One famous result of Stinson, van Trung, and Wei is that PHFN(k,v,t) <= c*(log(2k choose t)-log(k)) where c is a constant independent of k, but dependent on v, t. The proof essentially shows that if we start with 2k columns, and have the expected number of unseparated t-sets be strictly smaller than k, then we can delete one column from each of these unseparated t-sets, and are guaranteed then to have at least k columns. The math continues almost identically to the basic method in Perfect Hash Families (a brief overview).

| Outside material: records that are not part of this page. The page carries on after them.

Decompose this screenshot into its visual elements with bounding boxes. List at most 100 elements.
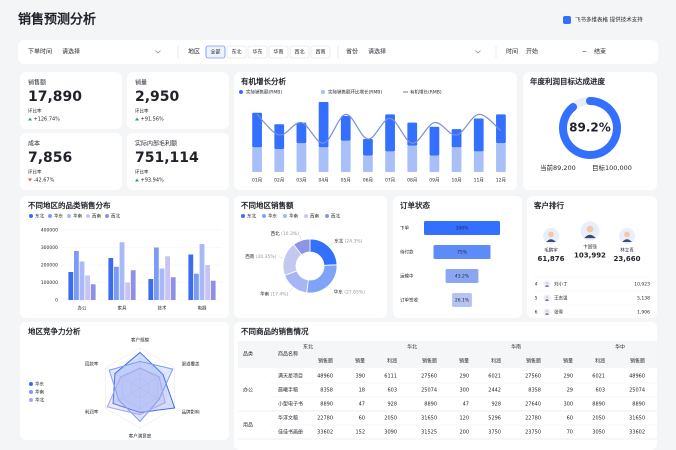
table-cell: 290 bbox=[459, 374, 469, 380]
table-cell: 928 bbox=[387, 402, 397, 408]
table-cell: 300 bbox=[667, 388, 676, 394]
table-cell: 6021 bbox=[488, 374, 501, 380]
customer-name: 张雪 bbox=[554, 309, 563, 316]
region-option[interactable] bbox=[247, 45, 268, 59]
table-category: 用品 bbox=[243, 423, 253, 429]
region-option[interactable] bbox=[205, 45, 226, 59]
table-cell: 390 bbox=[667, 374, 676, 380]
region-option[interactable] bbox=[226, 45, 247, 59]
table-cell: 47 bbox=[671, 402, 676, 408]
legend-label: 华南 bbox=[289, 213, 298, 220]
line bbox=[256, 113, 502, 144]
region-option-label: 华东 bbox=[252, 49, 262, 56]
radar-area bbox=[108, 360, 174, 423]
customer-rank: 6 bbox=[535, 310, 538, 316]
trend-arrow bbox=[135, 178, 139, 182]
table-product: 晨曦手稿 bbox=[278, 387, 298, 394]
x-tick-label: 10月 bbox=[451, 178, 461, 184]
kpi-value: 7,856 bbox=[28, 150, 72, 166]
card bbox=[20, 72, 122, 129]
table-product: 小型电子书 bbox=[278, 401, 303, 408]
radar-spoke bbox=[105, 367, 141, 389]
region-option[interactable] bbox=[310, 45, 331, 59]
gauge-current-label: 当前 bbox=[540, 163, 554, 172]
filter-label: 省份 bbox=[346, 48, 358, 56]
table-cell: 27560 bbox=[525, 374, 541, 380]
bar bbox=[296, 122, 307, 144]
table-cell: 8890 bbox=[632, 402, 645, 408]
avatar-head bbox=[545, 310, 549, 313]
table-cell: 390 bbox=[355, 374, 365, 380]
bar bbox=[252, 147, 262, 172]
table-region-header: 华南 bbox=[511, 344, 521, 351]
funnel-bar bbox=[424, 221, 500, 235]
slice-label: 华南 (17.4%) bbox=[260, 290, 288, 297]
bar bbox=[170, 277, 176, 300]
brand-text: 飞书多维表格 提供技术支持 bbox=[575, 16, 643, 24]
kpi-change: -42.67% bbox=[34, 178, 55, 184]
radar-area bbox=[106, 367, 166, 416]
dropdown-arrow bbox=[155, 50, 161, 54]
y-tick-label: 0 bbox=[55, 298, 58, 304]
bar bbox=[188, 254, 194, 300]
bar bbox=[210, 280, 216, 300]
table-cell: 8358 bbox=[528, 388, 541, 394]
radar-axis-label: 客户满意度 bbox=[129, 433, 152, 440]
table-product: 满天星项目 bbox=[278, 373, 303, 380]
customer-name: 王志强 bbox=[554, 295, 568, 302]
legend-label: 东北 bbox=[35, 213, 44, 220]
table-region-header: 华中 bbox=[615, 344, 625, 351]
table-cell: 31650 bbox=[629, 416, 645, 422]
legend-label: 西北 bbox=[111, 213, 120, 220]
chart-title: 订单状态 bbox=[400, 200, 430, 210]
funnel-bar bbox=[433, 245, 491, 259]
table-cell: 8358 bbox=[320, 388, 333, 394]
label-leader bbox=[299, 234, 302, 240]
x-tick-label: 08月 bbox=[407, 178, 417, 184]
table-cell: 3090 bbox=[384, 430, 397, 436]
bar bbox=[473, 118, 484, 152]
bar bbox=[165, 256, 170, 300]
legend-label: 华东 bbox=[35, 381, 44, 388]
filter-placeholder: 开始 bbox=[526, 48, 538, 56]
filter-label: 时间 bbox=[506, 48, 518, 56]
legend-marker bbox=[86, 214, 90, 218]
funnel-value: 75% bbox=[457, 250, 468, 256]
table-cell: 603 bbox=[595, 388, 605, 394]
customer-value: 10,923 bbox=[634, 282, 650, 288]
customer-value: 5,138 bbox=[637, 296, 650, 302]
legend-marker bbox=[304, 214, 308, 218]
table-cell: 22780 bbox=[525, 416, 541, 422]
slice-category: 东北 bbox=[334, 237, 343, 244]
table-cell: 603 bbox=[387, 388, 397, 394]
region-option[interactable] bbox=[268, 45, 289, 59]
radar-axis-label: 客户规模 bbox=[131, 337, 149, 344]
label-leader bbox=[278, 256, 284, 259]
table-metric-header: 利润 bbox=[491, 358, 501, 365]
bar bbox=[363, 139, 373, 156]
bar bbox=[68, 272, 74, 300]
bar bbox=[85, 275, 90, 300]
legend-label: 有机增长(RMB) bbox=[410, 89, 442, 96]
filter-placeholder: 请选择 bbox=[62, 48, 80, 56]
chart-title: 有机增长分析 bbox=[241, 76, 286, 86]
table-cell: 2442 bbox=[488, 388, 501, 394]
brand-logo bbox=[563, 16, 571, 24]
bar bbox=[274, 148, 285, 172]
chart-title: 不同地区销售额 bbox=[241, 200, 294, 210]
gauge-current: 89,200 bbox=[553, 164, 576, 172]
region-option[interactable] bbox=[289, 45, 310, 59]
kpi-label: 销售额 bbox=[28, 79, 46, 87]
pie-slice bbox=[293, 238, 311, 256]
table-cell: 25074 bbox=[421, 388, 437, 394]
chart-title: 地区竞争力分析 bbox=[28, 326, 81, 336]
table-cell: 33602 bbox=[629, 430, 645, 436]
customer-value: 23,660 bbox=[613, 255, 640, 263]
avatar-body bbox=[546, 239, 556, 242]
x-tick-label: 07月 bbox=[385, 178, 395, 184]
slice-label: 西北 (10.3%) bbox=[271, 229, 299, 236]
avatar-head bbox=[624, 231, 630, 238]
customer-name: 卞国强 bbox=[583, 243, 597, 250]
avatar-head bbox=[548, 231, 554, 238]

But note that this method does not rely on having exactly 2k columns – note that if we started with any number of columns m > k, and delete m-k columns, we are still ok. So therefore PHFN(k,v,t) <= c*(log(m choose t) – log(k-m)) where c is the same constant as before.
The question then is to determine what is the “best” choice of m here, since it is a discrete value. One could use Stirling’s approximation and find the minimum of such a function by taking the derivative of it with respect to m.
The function is: m log(m) – t log(t) – (m-t)log(m-t) – log(m-k), and the derivative is log(m) – log(m-t) – 1/(m-k). WolframAlpha cannot find a value of m that has this derivative equal to 0. We could note that t log(t) is much smaller than mlog(m), and approximate t log (t) by 0, but this does not help.
If someone can identify how to find the minimum of this function, that would be of great use!